The results of Fig. 8b represent the basis for the random generation of the harmonic functions of the new idea. It is immediately deduced that there won’t be a unique possible combination of harmonic functions, but, on the contrary, many different combinations may be obtained. The only common element of all these combinations is that the first harmonic function will always be the tonic one inasmuch as all the tonal music compositions always begin on the Tonic chord because it is representative of the main tonality.

In Fig. 9 below there is a representation of one of the possible combinations of harmonic functions and some possible examples of melodies, defined according to the rules of traditional harmony: every harmonic function is determined by the structure of the chord from which it derives and the chord is formed (fundamentally) by three sounds at a third distance one from the other.

Fig. 9
figure 9

Example of functional structure and related possible melodies

In the example in Fig. 9 the main tonality is C major and therefore the harmonic functions will be represented by the following sounds:

  1. 1.

    T (representative of the first degree): C, E, G;

  2. 2.

    S (representative of the fourth degree): F, A, C;

  3. 3.

    D (representative of the fifth degree): G, B, D.

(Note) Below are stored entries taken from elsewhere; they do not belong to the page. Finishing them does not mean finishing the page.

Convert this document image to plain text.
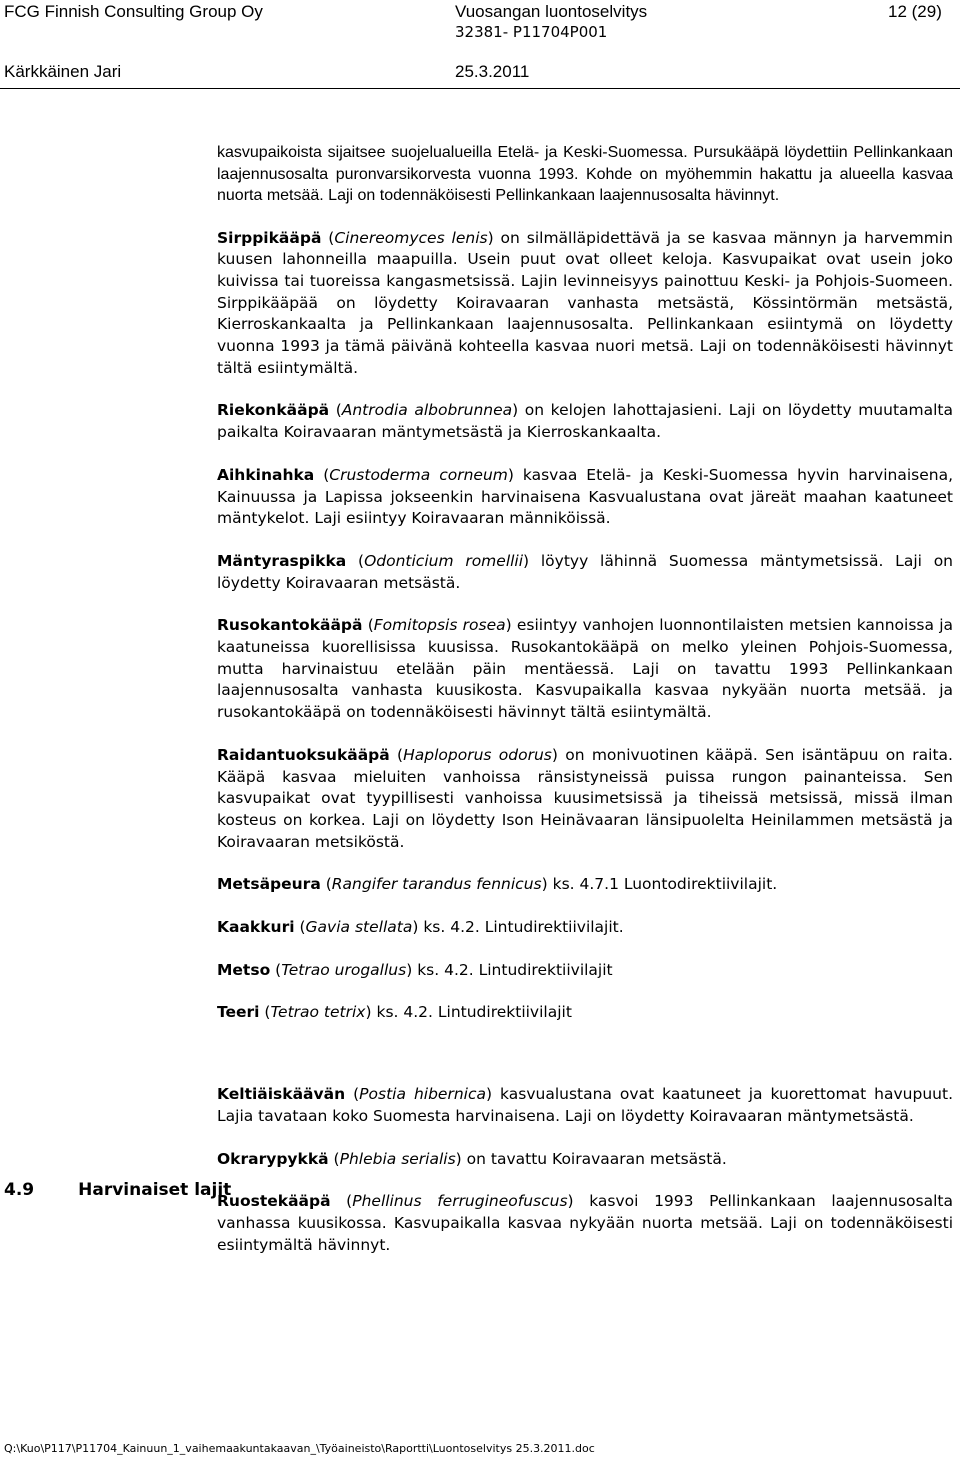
FCG Finnish Consulting Group Oy	Vuosangan luontoselvitys
32381- P11704P001
12 (29)
Kärkkäinen Jari	25.3.2011

kasvupaikoista sijaitsee suojelualueilla Etelä- ja Keski-Suomessa. Pursukääpä löydettiin Pellinkankaan laajennusosalta puronvarsikorvesta vuonna 1993. Kohde on myöhemmin hakattu ja alueella kasvaa nuorta metsää. Laji on todennäköisesti Pellinkankaan laajennusosalta hävinnyt.

Sirppikääpä (Cinereomyces lenis) on silmälläpidettävä ja se kasvaa männyn ja harvemmin kuusen lahonneilla maapuilla. Usein puut ovat olleet keloja. Kasvupaikat ovat usein joko kuivissa tai tuoreissa kangasmetsissä. Lajin levinneisyys painottuu Keski- ja Pohjois-Suomeen. Sirppikääpää on löydetty Koiravaaran vanhasta metsästä, Kössintörmän metsästä, Kierroskankaalta ja Pellinkankaan laajennusosalta. Pellinkankaan esiintymä on löydetty vuonna 1993 ja tämä päivänä kohteella kasvaa nuori metsä. Laji on todennäköisesti hävinnyt tältä esiintymältä.

Riekonkääpä (Antrodia albobrunnea) on kelojen lahottajasieni. Laji on löydetty muutamalta paikalta Koiravaaran mäntymetsästä ja Kierroskankaalta.

Aihkinahka (Crustoderma corneum) kasvaa Etelä- ja Keski-Suomessa hyvin harvinaisena, Kainuussa ja Lapissa jokseenkin harvinaisena Kasvualustana ovat järeät maahan kaatuneet mäntykelot. Laji esiintyy Koiravaaran männiköissä.

Mäntyraspikka (Odonticium romellii) löytyy lähinnä Suomessa mäntymetsissä. Laji on löydetty Koiravaaran metsästä.

Rusokantokääpä (Fomitopsis rosea) esiintyy vanhojen luonnontilaisten metsien kannoissa ja kaatuneissa kuorellisissa kuusissa. Rusokantokääpä on melko yleinen Pohjois-Suomessa, mutta harvinaistuu etelään päin mentäessä. Laji on tavattu 1993 Pellinkankaan laajennusosalta vanhasta kuusikosta. Kasvupaikalla kasvaa nykyään nuorta metsää. ja rusokantokääpä on todennäköisesti hävinnyt tältä esiintymältä.

Raidantuoksukääpä (Haploporus odorus) on monivuotinen kääpä. Sen isäntäpuu on raita. Kääpä kasvaa mieluiten vanhoissa ränsistyneissä puissa rungon painanteissa. Sen kasvupaikat ovat tyypillisesti vanhoissa kuusimetsissä ja tiheissä metsissä, missä ilman kosteus on korkea. Laji on löydetty Ison Heinävaaran länsipuolelta Heinilammen metsästä ja Koiravaaran metsiköstä.

Metsäpeura (Rangifer tarandus fennicus) ks. 4.7.1 Luontodirektiivilajit.

Kaakkuri (Gavia stellata) ks. 4.2. Lintudirektiivilajit.

Metso (Tetrao urogallus) ks. 4.2. Lintudirektiivilajit

Teeri (Tetrao tetrix) ks. 4.2. Lintudirektiivilajit

Keltiäiskäävän (Postia hibernica) kasvualustana ovat kaatuneet ja kuorettomat havupuut. Lajia tavataan koko Suomesta harvinaisena. Laji on löydetty Koiravaaran mäntymetsästä.

Okrarypykkä (Phlebia serialis) on tavattu Koiravaaran metsästä.

Ruostekääpä (Phellinus ferrugineofuscus) kasvoi 1993 Pellinkankaan laajennusosalta vanhassa kuusikossa. Kasvupaikalla kasvaa nykyään nuorta metsää. Laji on todennäköisesti esiintymältä hävinnyt.

4.9	Harvinaiset lajit
Q:\Kuo\P117\P11704_Kainuun_1_vaihemaakuntakaavan_\Työaineisto\Raportti\Luontoselvitys 25.3.2011.doc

In this case, too, it is easy to understand how the presence in the transition matrix of the secondary harmonic functions may generate more appreciable melodies thanks to the presence of different combinations of sounds.

An example of how the third melody of Fig. 8 may be modified by the composer by using the melodic figurations is given in Fig. 10.

Fig. 10
figure 10

Example of a melody

6 Conclusions

This article examined the use of Markov’s process, as a mathematical means of in- formation of the encoding with respect to the progression of the harmonic functions (as described by De la Motte) of the musical material. This mathematical process may be an efficient tool, used under the guidance of music theory, to formulate the models elaborated by the computer for the purposes of classic music composition.

The work presents several improvement opportunities. First of all, the possibility to consider, when reading harmonic structures in different music compositions, not only the functions of Tonic, Subdominant and Dominant, but also their correlated functions: the functions on degrees II, III, VI and VII.

Second of all, the possibility to incorporate in the proposed method the concept of “Cadence” which is very important on the compositional level for the definition of the musical phrase.

The tools presented in this article, developed on the basis of specifically musical objectives, are not meant in any way to be deemed a system for the composition of a musical piece, they rather represent a means of support to the didactic activity: a useful tool to allow specific in-depth analysis, stimulate the recovery of abilities that are not entirely acquired or as a simple tool of consultation and support to the explanation of the lecturer.